Lean In too far, and you tip over.
Unless there is someone leaning toward you, forming a brace, so you hold each other upright. It's physics. And life.
All the talk about "leaning in" at work, therefore, inevitably leads to the subject of leaning in at home. You can't be equal at the office unless you are equal outside of it.
Sheryl Sandberg preaches this in her book, "Lean In: Women, Work and the Will to Lead", advising women to choose their spouse carefully and describing her own marriage as a partnership of equals. And everywhere this week there was conversation, both academic and personal, about what that equality looks like, and whether it will ever be the norm.
We certainly haven't found it yet. The Pew Research Center released that news, in the form of a report titled "Modern Parenthood: Roles of Moms and Dads Converge As They Balance Work and Family," which concludes that while the gap is closing, it is still there. In 1965, for instance, fathers worked an average of 42 hours a week and mothers an average of 8; now that ratio is 37 to 21. The gap in the number of hours spent on housework has also narrowed; once 32 hours for women and 4 for men, it is now 18 to ten. And where women did nearly five times as much childcare as men in 1965, they now do twice as much.
So fathers are doing more at home, but mothers are still doing even more than that, and it is therefore not surprising that women still feel differently about work than men. The percentage of women who prefer full-time work to part-time (37 percent) has increased notably since 2007 (when it was 21 percent), but it is still lower than the percentage of men. And while men say the most important quality in a job is a good income, women say it is flexibility.

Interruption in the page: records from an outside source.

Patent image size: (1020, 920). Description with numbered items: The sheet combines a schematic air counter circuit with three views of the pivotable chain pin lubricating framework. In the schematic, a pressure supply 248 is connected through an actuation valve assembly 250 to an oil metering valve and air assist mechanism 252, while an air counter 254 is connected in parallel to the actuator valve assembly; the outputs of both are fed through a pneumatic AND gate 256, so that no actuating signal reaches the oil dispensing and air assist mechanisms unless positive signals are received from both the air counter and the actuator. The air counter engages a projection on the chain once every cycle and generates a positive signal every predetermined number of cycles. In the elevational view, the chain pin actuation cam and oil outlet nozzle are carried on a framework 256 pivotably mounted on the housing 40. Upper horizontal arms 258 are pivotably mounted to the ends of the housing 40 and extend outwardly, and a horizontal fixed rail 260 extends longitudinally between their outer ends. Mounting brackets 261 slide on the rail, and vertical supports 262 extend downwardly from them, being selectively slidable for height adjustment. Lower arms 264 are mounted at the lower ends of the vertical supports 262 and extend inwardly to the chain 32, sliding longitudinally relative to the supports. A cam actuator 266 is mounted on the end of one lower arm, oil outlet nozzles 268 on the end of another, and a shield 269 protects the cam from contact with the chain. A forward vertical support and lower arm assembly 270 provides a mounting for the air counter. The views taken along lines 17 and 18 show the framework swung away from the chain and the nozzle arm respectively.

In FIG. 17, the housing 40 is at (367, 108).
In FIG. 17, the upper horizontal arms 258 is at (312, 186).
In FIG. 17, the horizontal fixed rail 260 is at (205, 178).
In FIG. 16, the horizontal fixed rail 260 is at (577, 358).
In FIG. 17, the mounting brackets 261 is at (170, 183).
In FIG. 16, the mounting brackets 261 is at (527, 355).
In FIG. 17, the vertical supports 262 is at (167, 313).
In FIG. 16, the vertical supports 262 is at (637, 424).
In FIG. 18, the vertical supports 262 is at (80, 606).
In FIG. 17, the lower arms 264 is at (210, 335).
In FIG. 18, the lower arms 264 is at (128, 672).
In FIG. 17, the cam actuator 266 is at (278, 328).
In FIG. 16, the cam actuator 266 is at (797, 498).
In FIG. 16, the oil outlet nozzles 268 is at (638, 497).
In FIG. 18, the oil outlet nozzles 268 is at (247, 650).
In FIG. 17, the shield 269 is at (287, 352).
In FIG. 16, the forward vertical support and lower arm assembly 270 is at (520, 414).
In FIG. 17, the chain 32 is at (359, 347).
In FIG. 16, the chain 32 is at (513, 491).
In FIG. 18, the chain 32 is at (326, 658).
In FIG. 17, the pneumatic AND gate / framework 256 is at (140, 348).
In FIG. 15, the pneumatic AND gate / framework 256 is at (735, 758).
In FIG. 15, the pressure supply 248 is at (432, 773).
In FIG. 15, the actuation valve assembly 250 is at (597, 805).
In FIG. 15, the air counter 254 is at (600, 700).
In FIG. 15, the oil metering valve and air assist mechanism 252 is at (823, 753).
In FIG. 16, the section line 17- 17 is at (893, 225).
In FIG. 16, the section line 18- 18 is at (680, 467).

In a compelling essay on Atlantic.com, philosophy professor Alexandra Bradner, of the University of Kentucky, describes this still-present divide as "invisible work." On a hunch and a whim a while ago, she emailed a group of women she describes as "ambitious, heterosexual working mothers" and asked them "to send [her] a list of the invisible tasks they do on their 'second shift,' family needs that their equally ambitious, working male partners simply do not see." The women answered, she writes, with a "collection of lists that averaged around 35 items each, full of the taxing, the trivial, the short- and the long-term: sick child duty, travel planning, photo organization, holiday preparation, emotional support work, hairstyling, online searches for sports equipment, et al."

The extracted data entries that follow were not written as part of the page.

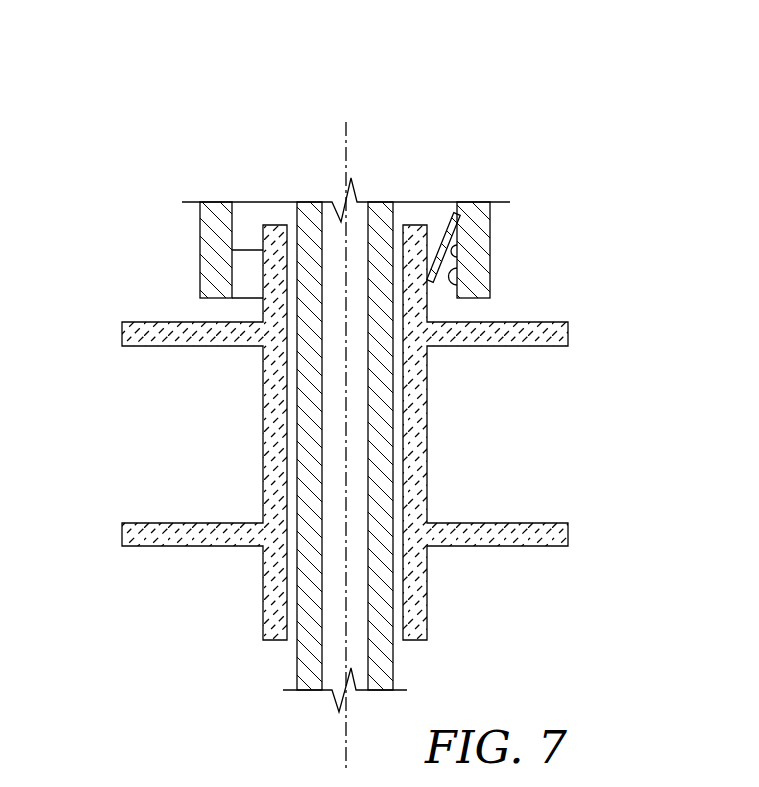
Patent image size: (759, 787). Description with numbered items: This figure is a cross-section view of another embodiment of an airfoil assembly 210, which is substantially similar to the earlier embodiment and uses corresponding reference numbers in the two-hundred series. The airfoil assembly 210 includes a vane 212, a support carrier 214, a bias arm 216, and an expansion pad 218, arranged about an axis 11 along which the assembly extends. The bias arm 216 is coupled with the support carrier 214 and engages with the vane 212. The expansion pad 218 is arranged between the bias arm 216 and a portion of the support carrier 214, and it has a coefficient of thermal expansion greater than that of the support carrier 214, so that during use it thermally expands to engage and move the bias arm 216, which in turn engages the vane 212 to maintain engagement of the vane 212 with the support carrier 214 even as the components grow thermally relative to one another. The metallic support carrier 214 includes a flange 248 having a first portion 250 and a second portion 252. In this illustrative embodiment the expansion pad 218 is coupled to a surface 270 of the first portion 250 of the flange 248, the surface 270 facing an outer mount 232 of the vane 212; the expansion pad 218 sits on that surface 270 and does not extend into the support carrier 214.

The airfoil assembly 210 is at (114, 152).
The axis 11 is at (349, 130).
The vane 212 is at (526, 432).
The support carrier 214 is at (569, 131).
The bias arm 216 is at (447, 228).
The expansion pad 218 is at (456, 247).
The outer mount 232 is at (279, 221).
The flange 248 is at (569, 214).
The first portion 250 is at (496, 260).
The second portion 252 is at (194, 244).
The surface 270 is at (466, 289).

The future of life and work, of gender equality and women in power, she believes can be found on those lists -- and whether or not couples divide them equally. Partners can start by asking themselves whether they do half of such obvious chores as laundry, dishes, and diapers as well as many far less apparent ones, like "Do I plan half the travel? Do I write half of the lists and notes? Do I write half of the e-mails to my kids' teachers? Do I take on half of the management of my care providers?"
Her assumption is that most mothers will still say they do more and more fathers will still say they do less, but in the mix of conversation sparked by Sandberg's book and the Pew study this past week were a few important essays from fathers, weighing in with their versions of what "Leaning Together" should look like.
Also on Atlantic.com, for instance, Andy Hinds responded to Bradner's piece with his own household philosophy: "Whoever cares the most wins." In his see-saw marriage (Hanna Rosin's term for a relationship in which partners take turns being the breadwinner) he is currently staying at home with the three-year-old twins while she works as a doctor. He hopes Bradner isn't serious about the 50/50 division of labor because if "one person cares more about a given category than the other, that person will be more skillful and efficient at it. It would make no sense for me to demand that my wife do half of the household repairs, since it would take forever and I would have to coach her through it and then probably go back and re-fix it. Likewise, it would make no sense for my wife to demand that I do half of the monthly financial chores, since I have no head for money."
He does endorse the idea of keeping better track of assumed and invisible tasks, however, as does Charlie Capen, of How to Be A Dad. He and his wife are in the process of figuring out "who does what around the house," he writes, as he transitions from primary caregiver to out-of-office career.
They are making their lists -- and essentially answering Bradner's questions through Hinds' lens -- because culture and history demand it, he says. The old assumptions don't hold, but the opposite should be a systematic family plan, not a free-for-all.
"The advent of feminism and a strong desire on the part of manpeople to be more hands-on at home has sort of left the household organization chart in disarray," he writes. "You'd think we wouldn't need to write down job descriptions or might've already done it implicitly, but that is exactly what we are doing. It's necessary now. What are our job requirements? What, precisely, is the division of labor in this mini-group?"
So far, he writes, they have decided "this isn't about gender roles. It's about what needs to get done, who can best fulfill those requirements." And they go into it with Charlie knowing that "I can't breastfeed, I can't plan our lives and I can't really hang photos that well. She can't... well... whine about things as well as I do."
Beyond that, he says, it's a work in progress.
Whether we all lean in or fall down may well depend upon how it goes.